Quelle: Deutsche Weinakademie
Dr. Hammer betonte, dass der Wein natürlich ein alkoholisches Getränk ist, für dessen Konsum bestimmte verantwortungsvolle Regeln gelten, aber auch ein Genussmittel mit kulturellem und gesundheitlichem Wert ist. Dies sind für sie keine Gegensätze, sondern es gehört beides zusammen: Weinkultur ist ohne Genusswert und moderate Dosierung nicht denkbar. Eine Trinkkultur, die auch in dem Programm Wine in Moderation angesprochen wird. Wine in Moderation ist ein umfassendes Informations- und Präventionsprogramm der europäischen Weinwirtschaft und wird in Deutschland von der DWA umgesetzt. Es fokussiert sich zum einen auf der Sensibilisierung der gesamten Weinbranche, indem unermüdlich für die Mitgliedschaft bei Wine in Moderation geworben wird. Einzige Bedingung, dass die Branche – v.a. Erzeuger und Händler – hinter dem verantwortungsvollen Konsum und eben solcher Werbung stehen.
Zum anderen betreut man in der DWA seit Jahren Berufsschulen mit weinaffinen Ausbildungsgängen, indem je ein Projekttag für Wine in Moderation reserviert ist. Damit zielt man auf die Erhöhung der beruflichen und persönlichen Kompetenz der jungen Branche. Neben diesem Programm, das in erster Linie die Branche selbst anspricht, erwähnt Frau Hammer noch die Kampagne VITAEVINO, die auf alle Genießer zielt. Diese sollten sich stark machen für Erhaltung des Genuss- und Kulturwerts von Wein und diese Unterstützung mit ihrer persönlichen Registrierung auf der Website der Kampagne zeigen.
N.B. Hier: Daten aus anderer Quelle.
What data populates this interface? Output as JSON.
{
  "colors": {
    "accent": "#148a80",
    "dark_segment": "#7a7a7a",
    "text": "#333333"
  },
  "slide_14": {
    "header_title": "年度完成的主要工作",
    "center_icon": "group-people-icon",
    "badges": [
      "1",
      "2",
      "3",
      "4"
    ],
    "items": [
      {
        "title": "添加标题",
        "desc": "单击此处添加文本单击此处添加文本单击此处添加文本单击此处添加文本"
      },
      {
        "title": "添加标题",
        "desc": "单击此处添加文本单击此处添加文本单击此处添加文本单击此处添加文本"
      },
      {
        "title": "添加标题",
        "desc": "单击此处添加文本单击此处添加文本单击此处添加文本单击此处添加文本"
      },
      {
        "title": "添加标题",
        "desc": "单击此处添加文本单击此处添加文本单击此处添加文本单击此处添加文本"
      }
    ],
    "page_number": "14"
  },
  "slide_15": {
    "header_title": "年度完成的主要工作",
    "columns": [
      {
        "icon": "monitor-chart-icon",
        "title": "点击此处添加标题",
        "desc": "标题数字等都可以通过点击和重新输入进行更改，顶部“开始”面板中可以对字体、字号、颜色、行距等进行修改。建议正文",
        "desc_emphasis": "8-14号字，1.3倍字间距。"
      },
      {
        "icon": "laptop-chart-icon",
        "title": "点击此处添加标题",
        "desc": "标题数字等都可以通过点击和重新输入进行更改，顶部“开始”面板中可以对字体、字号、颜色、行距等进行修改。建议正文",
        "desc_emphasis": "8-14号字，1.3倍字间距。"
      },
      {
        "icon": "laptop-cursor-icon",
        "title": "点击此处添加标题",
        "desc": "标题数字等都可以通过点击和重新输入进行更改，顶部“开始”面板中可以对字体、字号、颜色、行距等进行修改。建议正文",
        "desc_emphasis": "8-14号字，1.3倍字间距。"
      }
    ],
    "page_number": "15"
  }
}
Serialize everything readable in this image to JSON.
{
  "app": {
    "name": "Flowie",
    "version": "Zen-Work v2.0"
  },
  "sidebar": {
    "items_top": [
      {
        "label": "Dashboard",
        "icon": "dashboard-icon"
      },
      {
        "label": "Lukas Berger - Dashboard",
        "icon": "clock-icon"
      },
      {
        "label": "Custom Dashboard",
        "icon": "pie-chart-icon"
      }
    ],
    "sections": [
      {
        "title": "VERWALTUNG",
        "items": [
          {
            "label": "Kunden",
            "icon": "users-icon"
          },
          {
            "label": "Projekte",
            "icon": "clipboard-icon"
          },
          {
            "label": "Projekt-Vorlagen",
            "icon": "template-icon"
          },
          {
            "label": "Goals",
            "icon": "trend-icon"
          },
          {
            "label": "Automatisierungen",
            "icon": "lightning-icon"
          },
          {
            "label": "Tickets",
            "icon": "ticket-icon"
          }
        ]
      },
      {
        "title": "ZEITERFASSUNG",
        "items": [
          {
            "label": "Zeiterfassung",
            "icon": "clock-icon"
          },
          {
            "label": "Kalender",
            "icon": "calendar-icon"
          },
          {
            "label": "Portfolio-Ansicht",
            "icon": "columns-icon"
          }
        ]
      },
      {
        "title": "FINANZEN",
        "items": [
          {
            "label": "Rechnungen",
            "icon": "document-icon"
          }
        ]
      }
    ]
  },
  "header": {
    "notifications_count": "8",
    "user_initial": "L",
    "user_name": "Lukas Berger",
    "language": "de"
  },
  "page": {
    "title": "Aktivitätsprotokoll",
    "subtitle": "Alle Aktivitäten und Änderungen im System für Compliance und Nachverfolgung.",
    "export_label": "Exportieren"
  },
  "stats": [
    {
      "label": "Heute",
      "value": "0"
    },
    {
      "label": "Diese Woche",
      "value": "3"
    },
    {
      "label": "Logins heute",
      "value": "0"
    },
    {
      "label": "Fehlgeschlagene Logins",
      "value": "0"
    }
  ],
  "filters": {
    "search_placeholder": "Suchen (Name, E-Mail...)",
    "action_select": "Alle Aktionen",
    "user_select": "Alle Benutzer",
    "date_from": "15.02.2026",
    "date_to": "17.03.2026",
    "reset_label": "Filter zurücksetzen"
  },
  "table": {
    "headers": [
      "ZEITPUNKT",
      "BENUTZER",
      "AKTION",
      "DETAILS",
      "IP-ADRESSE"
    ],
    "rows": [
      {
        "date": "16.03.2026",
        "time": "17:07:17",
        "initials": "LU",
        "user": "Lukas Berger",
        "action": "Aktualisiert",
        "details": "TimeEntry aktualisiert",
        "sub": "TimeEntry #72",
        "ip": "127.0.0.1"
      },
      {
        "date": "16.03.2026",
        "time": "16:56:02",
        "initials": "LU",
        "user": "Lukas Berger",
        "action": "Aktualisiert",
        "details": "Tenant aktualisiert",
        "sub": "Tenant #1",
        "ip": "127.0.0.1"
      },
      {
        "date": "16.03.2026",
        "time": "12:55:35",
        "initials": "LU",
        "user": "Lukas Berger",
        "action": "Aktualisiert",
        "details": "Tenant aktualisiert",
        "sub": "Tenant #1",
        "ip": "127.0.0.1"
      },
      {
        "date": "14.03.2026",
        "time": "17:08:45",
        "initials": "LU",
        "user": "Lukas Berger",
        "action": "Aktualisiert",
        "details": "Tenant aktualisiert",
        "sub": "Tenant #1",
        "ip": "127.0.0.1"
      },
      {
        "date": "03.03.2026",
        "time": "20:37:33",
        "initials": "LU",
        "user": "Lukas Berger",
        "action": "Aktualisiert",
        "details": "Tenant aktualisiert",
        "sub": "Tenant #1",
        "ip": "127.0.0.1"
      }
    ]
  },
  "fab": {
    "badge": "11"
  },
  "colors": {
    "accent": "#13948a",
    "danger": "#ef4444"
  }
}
Als Internist mit Schwerpunkt Diabetologie und Geriatrie gewährte der ehemalige Chefarzt Dr. Gerhard Kreuter mit Blick auf seine vielen Forschungen rund um das Thema Wein und Gesundheit“ fachkundige Einblicke in die Bedeutung von verantwortungsvollem und moderatem Weingenuss Dabei erläuterte er die wichtige Dosisfrage (ein bis zwei Gläser Wein pro Tag ) und antwortete auf Fragen aus dem Publikum, ob diese Dosierung auch für Diabetiker gelte. Erwähnenswert gerade bei Diabetes Typ 2 sei, dass diese Patientengruppe mehrfach profitiere. Zum Einen senke das Glas Wein pro Tag das bei Diabetikern stark erhöhte kardiovaskuläre Risiko, zum anderen werde dadurch die Insulinresistenz gemindert, ein wichtiger Parameter bei der Entstehung der Erkrankung.
Man kam auch auf die mittlerweile „berühmte“ Sendung „Hirschhausen und die Macht des Alkohols“ vom Januar dieses Jahres zu sprechen. Der ubiquitäre Mediendoktor hatte gebetsmühlenartig alle Einlassungen der WHO und DGE unkritisch und undifferenziert übernommen und etliche Genießer verunsichert. Danach schade jeder Tropfen, mache krank und lässt uns früher sterben. Das schreit nach Gegenwehr, weil jegliche Belege dafür fehlten. Dafür machten sich alle Beteiligten stark und betonten, dass diesem nur mit differenzierter und evidenzbasierter Information zu begegnen sei. Seriöse Berichterstattung sieht in der Tat anders aus, weshalb sich zahlreiche renommierte Wissenschaftler auch dagegen wehrten und es immer noch tun.
Alles in allem eine gute Veranstaltung, die sich einmal kritisch mit Wein als Kulturgut, aber auch als alkoholisches Getränk mit Risiken bei unsachgemäßem Konsum auseinandersetzte. Mehr davon wäre jenseits von Aromen und Produktoptimierungen jeglicher Art angebracht. Denn das ist das, was die Weinbranche letztlich existentiell bedroht.